Man accused of trying to buy device for Iran

Web Posted: 09/20/2006 12:48 AM CDT

Guillermo Contreras
Express-News Staff Writer

Federal authorities in San Antonio have arrested a Canadian man on charges that he tried to broker for an Iranian firm a device used to test for flaws in equipment in gas pipelines and electric power plants.
Seyed Abolghassem Rohani Eftekhari, 44, was arrested Monday by agents with U.S. Immigration and Customs Enforcement on a charge alleging he violated the International Emergency Economic Powers Act and executive orders that bar U.S. exports to Iran. Eftekhari is scheduled for a bail hearing Thursday.

Iran is on a list of countries the State Department considers a state sponsor of terrorism.

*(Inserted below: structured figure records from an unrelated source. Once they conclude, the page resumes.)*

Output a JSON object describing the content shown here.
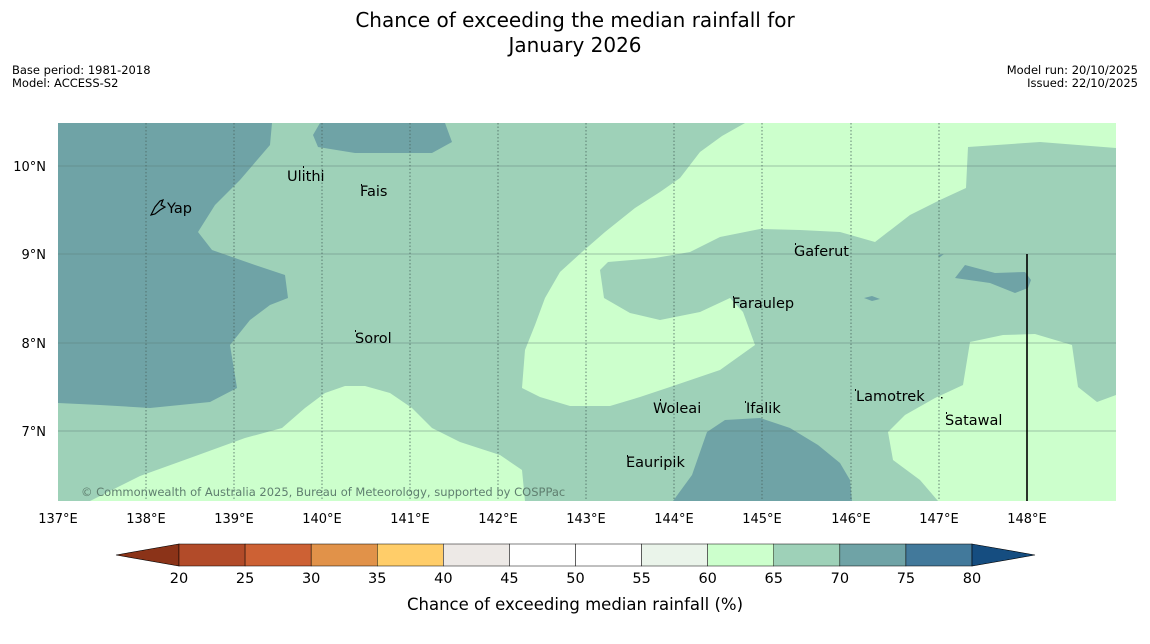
{
  "title": {
    "line1": "Chance of exceeding the median rainfall for",
    "line2": "January 2026"
  },
  "meta_left": {
    "base_period": "Base period: 1981-2018",
    "model": "Model: ACCESS-S2"
  },
  "meta_right": {
    "model_run": "Model run: 20/10/2025",
    "issued": "Issued: 22/10/2025"
  },
  "map": {
    "lat_labels": [
      "10°N",
      "9°N",
      "8°N",
      "7°N"
    ],
    "lon_labels": [
      "137°E",
      "138°E",
      "139°E",
      "140°E",
      "141°E",
      "142°E",
      "143°E",
      "144°E",
      "145°E",
      "146°E",
      "147°E",
      "148°E"
    ],
    "places": [
      "Yap",
      "Ulithi",
      "Fais",
      "Gaferut",
      "Faraulep",
      "Sorol",
      "Woleai",
      "Ifalik",
      "Lamotrek",
      "Satawal",
      "Eauripik"
    ],
    "copyright": "© Commonwealth of Australia 2025, Bureau of Meteorology, supported by COSPPac"
  },
  "colorbar": {
    "ticks": [
      "20",
      "25",
      "30",
      "35",
      "40",
      "45",
      "50",
      "55",
      "60",
      "65",
      "70",
      "75",
      "80"
    ],
    "colors": [
      "#8b3318",
      "#b24b29",
      "#cd6134",
      "#e19249",
      "#ffcd69",
      "#ede9e6",
      "#ffffff",
      "#ffffff",
      "#eaf4ea",
      "#ccffcc",
      "#9ed1b8",
      "#6fa3a6",
      "#42799b",
      "#154d80"
    ],
    "label": "Chance of exceeding median rainfall (%)"
  },
  "palette": {
    "p60_65": "#ccffcc",
    "p65_70": "#9ed1b8",
    "p70_75": "#6fa3a6",
    "p75_80": "#42799b"
  }
}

The FBI and ICE officials opened a probe in the case Aug. 1. Through investigation the agencies learned that officials with Southwest Research Institute in San Antonio received a suspicious inquiry regarding "guided wave equipment" technology, according to a criminal complaint affidavit unsealed Tuesday. The inquiry appeared to originate in Tehran, Iran, the complaint said.

The institute develops some of that technology.

The FBI on Tuesday referred questions to ICE, which forwarded inquiries to the U.S. Attorney's Office in San Antonio. The prosecutor in the case could not be reached for comment.

The affidavit said a man identified as Farshid Rohani and another man made inquiries about "magnetostrictive sensor" technology, and that Rohani eventually brokered a deal to buy some of that technology for $72,000 from Southwest Research Institute. The affidavit identifies Rohani as being an official in a Canadian foundry company and also said Rohani is an alias for Eftekhari.

Agents obtained search warrants to pore over Eftekhari's computer communications, and through their investigation, the affidavit said, agents learned the technology was actually for a company in Tehran, where Eftekhari was born. The search warrants and affidavits remained sealed Tuesday.

Eftekhari was arrested Monday as he arrived in San Antonio for training on the equipment he aimed to buy, according to the affidavit.

Craig Witherow, director of communications for Southwest Research Institute, said the technology is used in the industry to test heat-exchange units.

In July, R&D Magazine recognized the institute for a probe that uses the technology to inspect heat exchanger tubes of systems such as electric power generation plants. The magazine said the probe was one of the 100 most significant technological achievements in the past year, according to a news release from the institute.

"We're very conscientious about those countries that might be solicitous of (this) stuff, and we have a number of systems in place where we're always watching to make sure that unusual inquiries are referred to the proper authorities," Witherow said.

Eftekhari is being held in federal custody without bail pending a hearing Thursday before U.S. Magistrate Judge John Primomo.